Workshop 4 (November 21-22, 2011):

Documentation and Output:


IGCP 565 Project Workshops

IGCP 565 Workshop 4: Integration of geodetic observations and products in models of the hydrological cycle
Support for water management through hydrological models and data assimilation

November 21-22, 2011
Johannesburg, South Africa

Water resources analysis and monitoring with the GRACE Data Assimilation System

B. F. Zaitchik (1); M. Rodell (2); R. H. Reichle (3); B. Li (4, 2); R. Houborg (4, 2); J. D. Bolten (2)
1. Earth & Planetary Sciences, Johns Hopkins University, Baltimore, MD, United States.
2. Hydrological Sciences Branch, NASA Goddard Space Flight Center, Greenbelt, MD, United States.
3. Global Modeling and Assimilation Office, NASA Goddard Space Flight Center, Greenbelt, MD, United States.
4. Earth System Sciences Interdisciplinary Center, University of Maryland, College Park, MD, United States. 

The Gravity Recovery and Climate Experiment (GRACE) has provided unprecedented observations of water storage dynamics at the basin to continental scale. In order to realize the full potential of GRACE for hydrology, however, GRACE-derived regional-scale, column-integrated, monthly terrestrial water storage (TWS) anomalies must be disaggregated horizontally, vertically, and in time. The GRACE Data Assimilation System (GRACE-DAS) was designed to downscale and to disaggregate GRACE TWS observations by assimilating them into the Catchment Land Surface Model using a novel implementation of an Ensemble Kalman Smoother. As we have reported previously, this system improved model skill in the simulation of hydrological states and fluxes at sub-GRACE resolution in the Mississippi basin.
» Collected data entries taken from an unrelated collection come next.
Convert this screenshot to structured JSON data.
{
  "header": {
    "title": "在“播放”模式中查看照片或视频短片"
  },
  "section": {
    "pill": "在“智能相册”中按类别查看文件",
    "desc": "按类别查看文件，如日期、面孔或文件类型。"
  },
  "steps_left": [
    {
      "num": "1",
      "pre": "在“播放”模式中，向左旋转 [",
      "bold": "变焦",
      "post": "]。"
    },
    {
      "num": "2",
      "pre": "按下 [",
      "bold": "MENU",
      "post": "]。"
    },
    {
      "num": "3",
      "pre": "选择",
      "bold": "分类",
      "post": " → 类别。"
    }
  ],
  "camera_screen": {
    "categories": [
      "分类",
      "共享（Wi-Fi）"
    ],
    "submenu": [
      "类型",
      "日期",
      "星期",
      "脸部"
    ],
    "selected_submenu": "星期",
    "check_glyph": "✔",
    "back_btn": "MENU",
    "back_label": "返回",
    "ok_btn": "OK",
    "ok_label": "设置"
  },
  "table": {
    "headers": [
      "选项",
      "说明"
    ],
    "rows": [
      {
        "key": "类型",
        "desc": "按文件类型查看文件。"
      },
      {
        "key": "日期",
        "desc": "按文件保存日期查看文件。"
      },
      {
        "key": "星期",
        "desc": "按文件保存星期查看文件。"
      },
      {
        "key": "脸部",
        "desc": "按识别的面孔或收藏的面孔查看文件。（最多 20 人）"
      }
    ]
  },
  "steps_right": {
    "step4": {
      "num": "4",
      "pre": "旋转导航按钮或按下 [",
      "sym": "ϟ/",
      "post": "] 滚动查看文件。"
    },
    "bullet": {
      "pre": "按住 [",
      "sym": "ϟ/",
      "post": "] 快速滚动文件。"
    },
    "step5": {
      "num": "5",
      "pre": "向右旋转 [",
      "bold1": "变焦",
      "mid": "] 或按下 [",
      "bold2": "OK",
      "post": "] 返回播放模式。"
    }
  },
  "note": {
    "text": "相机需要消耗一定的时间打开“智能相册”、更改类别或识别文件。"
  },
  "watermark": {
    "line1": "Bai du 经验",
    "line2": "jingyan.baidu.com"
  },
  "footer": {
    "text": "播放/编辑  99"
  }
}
Here we report on new developments in GRACE-DAS, including application of the system to North America, Europe, the Middle East, and Africa, progress and conceptual challenges in improving the assimilation algorithm, and the use of newly available GRACE TWS solutions in GRACE-DAS. Emerging directions in GRACE-DAS development, including multi-sensor assimilation systems and application to coupled regional climate models, will also be discussed.